Monday, November 7, 2011

The Mongrel Hour

I did go to hospital from Thursday the 3rd to Sunday the 6th of November.  Like a tax on my system a lot of my physical resources were taken up building new tissue for the unfinished gnarly section of the wound (shown earlier).

As son as the 'dirty' section was cleaned up and sewn together allowing new healthy tissue to bring the wound together, I felt better.  I was last on the surgery list since the wound is technically referred too as 'dirty' due to the necrotic (dead)  material.  The ice cold anesthetic took the journey from my wrist up my arm and in the last moment I felt a rasp in my throat and I was gone. In Post Op (post operative care) I had a drain from the wound and a little more swelling and a tight feeling where the new stitches were sewn, but I felt lighter, still tender but not burdened. A man next to me was struggling as he came to consciousness.

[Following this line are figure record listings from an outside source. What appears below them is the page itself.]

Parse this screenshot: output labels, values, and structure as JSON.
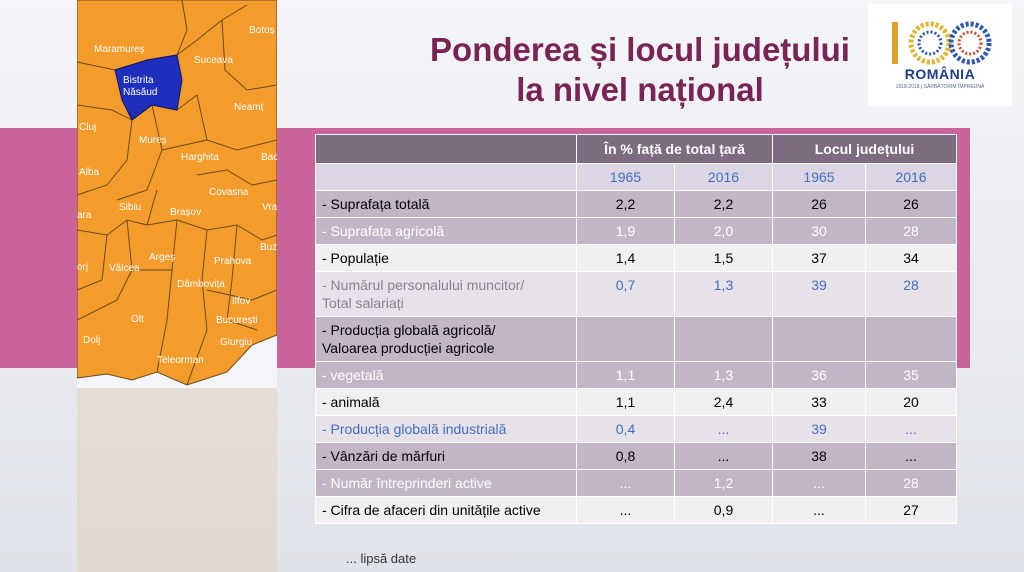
{
  "title": {
    "line1": "Ponderea și locul județului",
    "line2": "la nivel național"
  },
  "logo": {
    "number": "100",
    "country": "ROMÂNIA",
    "tagline": "1918-2018 | SĂRBĂTORIM ÎMPREUNĂ"
  },
  "map": {
    "highlight_label_1": "Bistrita",
    "highlight_label_2": "Năsăud",
    "labels": [
      "Botoș",
      "Maramureș",
      "Suceava",
      "Neamț",
      "Cluj",
      "Harghita",
      "Bac",
      "Mureș",
      "Alba",
      "Covasna",
      "Vra",
      "Sibiu",
      "Brașov",
      "ara",
      "Buz",
      "Argeș",
      "Prahova",
      "orj",
      "Vâlcea",
      "Dâmbovița",
      "Ilfov",
      "Olt",
      "București",
      "Giurgiu",
      "Dolj",
      "Teleorman"
    ],
    "fill_color": "#f39b2b",
    "highlight_color": "#1e2fbe"
  },
  "table": {
    "header": {
      "group1": "În % față de total țară",
      "group2": "Locul județului"
    },
    "years": [
      "1965",
      "2016",
      "1965",
      "2016"
    ],
    "rows": [
      {
        "label": "- Suprafața totală",
        "values": [
          "2,2",
          "2,2",
          "26",
          "26"
        ]
      },
      {
        "label": "- Suprafața agricolă",
        "values": [
          "1,9",
          "2,0",
          "30",
          "28"
        ]
      },
      {
        "label": "- Populație",
        "values": [
          "1,4",
          "1,5",
          "37",
          "34"
        ]
      },
      {
        "label1": "- Numărul personalului muncitor/",
        "label2": "Total salariați",
        "values": [
          "0,7",
          "1,3",
          "39",
          "28"
        ]
      },
      {
        "label1": "- Producția globală agricolă/",
        "label2": "Valoarea producției agricole",
        "values": [
          "",
          "",
          "",
          ""
        ]
      },
      {
        "label": "- vegetală",
        "values": [
          "1,1",
          "1,3",
          "36",
          "35"
        ]
      },
      {
        "label": "- animală",
        "values": [
          "1,1",
          "2,4",
          "33",
          "20"
        ]
      },
      {
        "label": "- Producția globală industrială",
        "values": [
          "0,4",
          "...",
          "39",
          "..."
        ]
      },
      {
        "label": "- Vânzări de mărfuri",
        "values": [
          "0,8",
          "...",
          "38",
          "..."
        ]
      },
      {
        "label": "- Număr întreprinderi active",
        "values": [
          "...",
          "1,2",
          "...",
          "28"
        ]
      },
      {
        "label": "- Cifra de afaceri din unitățile active",
        "values": [
          "...",
          "0,9",
          "...",
          "27"
        ]
      }
    ]
  },
  "footnote": "... lipsă date"
}
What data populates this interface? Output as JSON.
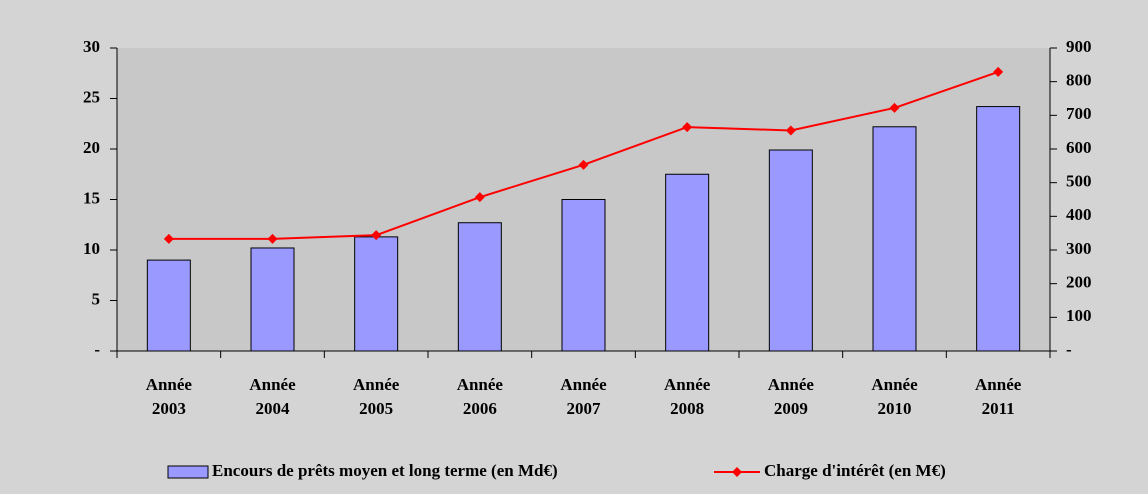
{
  "chart_data": {
    "type": "bar",
    "categories": [
      "Année 2003",
      "Année 2004",
      "Année 2005",
      "Année 2006",
      "Année 2007",
      "Année 2008",
      "Année 2009",
      "Année 2010",
      "Année 2011"
    ],
    "series": [
      {
        "name": "Encours de prêts moyen et long terme (en Md€)",
        "type": "bar",
        "color": "#9999ff",
        "values": [
          9.0,
          10.2,
          11.3,
          12.7,
          15.0,
          17.5,
          19.9,
          22.2,
          24.2
        ]
      },
      {
        "name": "Charge d'intérêt (en M€)",
        "type": "line",
        "axis": "y2",
        "color": "#ff0000",
        "values": [
          333,
          333,
          344,
          457,
          553,
          665,
          655,
          722,
          829
        ]
      }
    ],
    "ylim": [
      0,
      30
    ],
    "yticks": [
      {
        "value": 0,
        "label": "-"
      },
      5,
      10,
      15,
      20,
      25,
      30
    ],
    "y2lim": [
      0,
      900
    ],
    "y2ticks": [
      {
        "value": 0,
        "label": "-"
      },
      100,
      200,
      300,
      400,
      500,
      600,
      700,
      800,
      900
    ],
    "legend": "bottom"
  }
}
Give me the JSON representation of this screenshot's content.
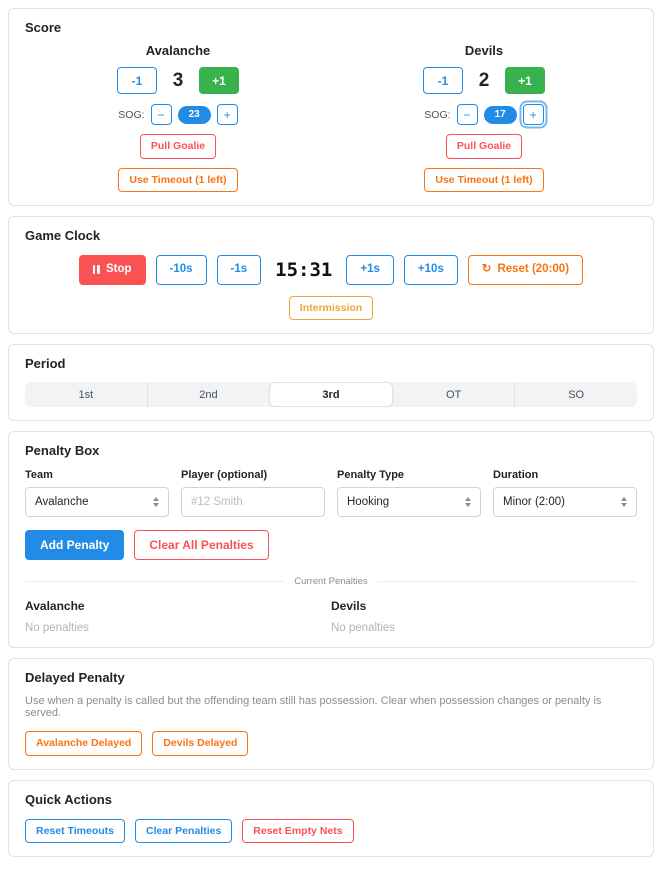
{
  "colors": {
    "blue": "#228be6",
    "green": "#37b24d",
    "red": "#fa5252",
    "orange": "#f97316",
    "yellow_orange": "#f2a33c",
    "border_gray": "#dee2e6",
    "track_gray": "#f1f3f5",
    "muted_text": "#868e96"
  },
  "icons": {
    "pause": "pause-icon",
    "reset_glyph": "↻"
  },
  "score": {
    "title": "Score",
    "minus_label": "-1",
    "plus_label": "+1",
    "sog_label": "SOG:",
    "sog_minus_label": "−",
    "sog_plus_label": "+",
    "teams": [
      {
        "name": "Avalanche",
        "score": "3",
        "sog": "23",
        "pull_goalie": "Pull Goalie",
        "timeout": "Use Timeout (1 left)"
      },
      {
        "name": "Devils",
        "score": "2",
        "sog": "17",
        "pull_goalie": "Pull Goalie",
        "timeout": "Use Timeout (1 left)"
      }
    ]
  },
  "game_clock": {
    "title": "Game Clock",
    "stop_label": "Stop",
    "minus10_label": "-10s",
    "minus1_label": "-1s",
    "time": "15:31",
    "plus1_label": "+1s",
    "plus10_label": "+10s",
    "reset_label": "Reset (20:00)",
    "intermission_label": "Intermission"
  },
  "period": {
    "title": "Period",
    "options": [
      "1st",
      "2nd",
      "3rd",
      "OT",
      "SO"
    ],
    "selected": "3rd"
  },
  "penalty_box": {
    "title": "Penalty Box",
    "fields": [
      {
        "label": "Team",
        "type": "select",
        "value": "Avalanche"
      },
      {
        "label": "Player (optional)",
        "type": "input",
        "placeholder": "#12 Smith"
      },
      {
        "label": "Penalty Type",
        "type": "select",
        "value": "Hooking"
      },
      {
        "label": "Duration",
        "type": "select",
        "value": "Minor (2:00)"
      }
    ],
    "add_label": "Add Penalty",
    "clear_label": "Clear All Penalties",
    "divider_label": "Current Penalties",
    "lists": [
      {
        "team": "Avalanche",
        "status": "No penalties"
      },
      {
        "team": "Devils",
        "status": "No penalties"
      }
    ]
  },
  "delayed_penalty": {
    "title": "Delayed Penalty",
    "description": "Use when a penalty is called but the offending team still has possession. Clear when possession changes or penalty is served.",
    "buttons": [
      "Avalanche Delayed",
      "Devils Delayed"
    ]
  },
  "quick_actions": {
    "title": "Quick Actions",
    "buttons": [
      "Reset Timeouts",
      "Clear Penalties",
      "Reset Empty Nets"
    ]
  }
}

He wanted to stand but couldn't. He seemed to be in pain.  There was so many of us.  I was in a section where eleven operating theaters were available and all were in use.

Surgery for the third time, showing the surgeons signature which marks the spot.
Now the work begins.  In hospital I had a couple of meetings with the in-house physio therapist  who advised how to progress with rehabilitation.  The wasted, hard muscles of my thigh and those around my knee (Rectus Femoris, Sartorius, Vastas Medialis and Abductor Brevus), have stopped working for the moment and encouraging them back into service is all about pulling at scar tissue, within the wounds tolerance.  I do several stretches every 2 hours and then cool it down with ice.  I can feel progress but its a dog of a job.  Last night I woke in a dream at midnight watching a list of names for 'wound' in a thousand different languages.  Together with the image was a pressing urge to get these stupid muscles working.  I pushed, prodded, iced, strained and entreated the dead leg to wake.  By 2.00 am I felt the leg had noticed the urgency in my tone and had responded positively.  I am able to walk in a fashion without the aid of crutches for half a dozen steps.  If I can get my leg to bend at the knee past 90 degrees I will be able to explore what might be possible on a stationary bike.  Once on the bike, I fancy things will start to get better a quicker pace.

Balancing pain with rest is a careful calculation.  If I can avoid the painkillers by ensuring that I do not over exert myself I sleep better and heal better.  However there are times when I have felt stressed by the discomfort and popped a couple of pills which in general are opiates or similar.  I sleep around two hours at a spell and move around then sleep again.  Its a mongrel of time and nothing seems easy.  A carers job must be at least as difficult as the nong getting things right again.  It's  a testy difficult, ornery, painful,stupid, frustrating, aching, dip-shit mongrel hour and I can see the seconds pass in a time zone I have never seen or heard before.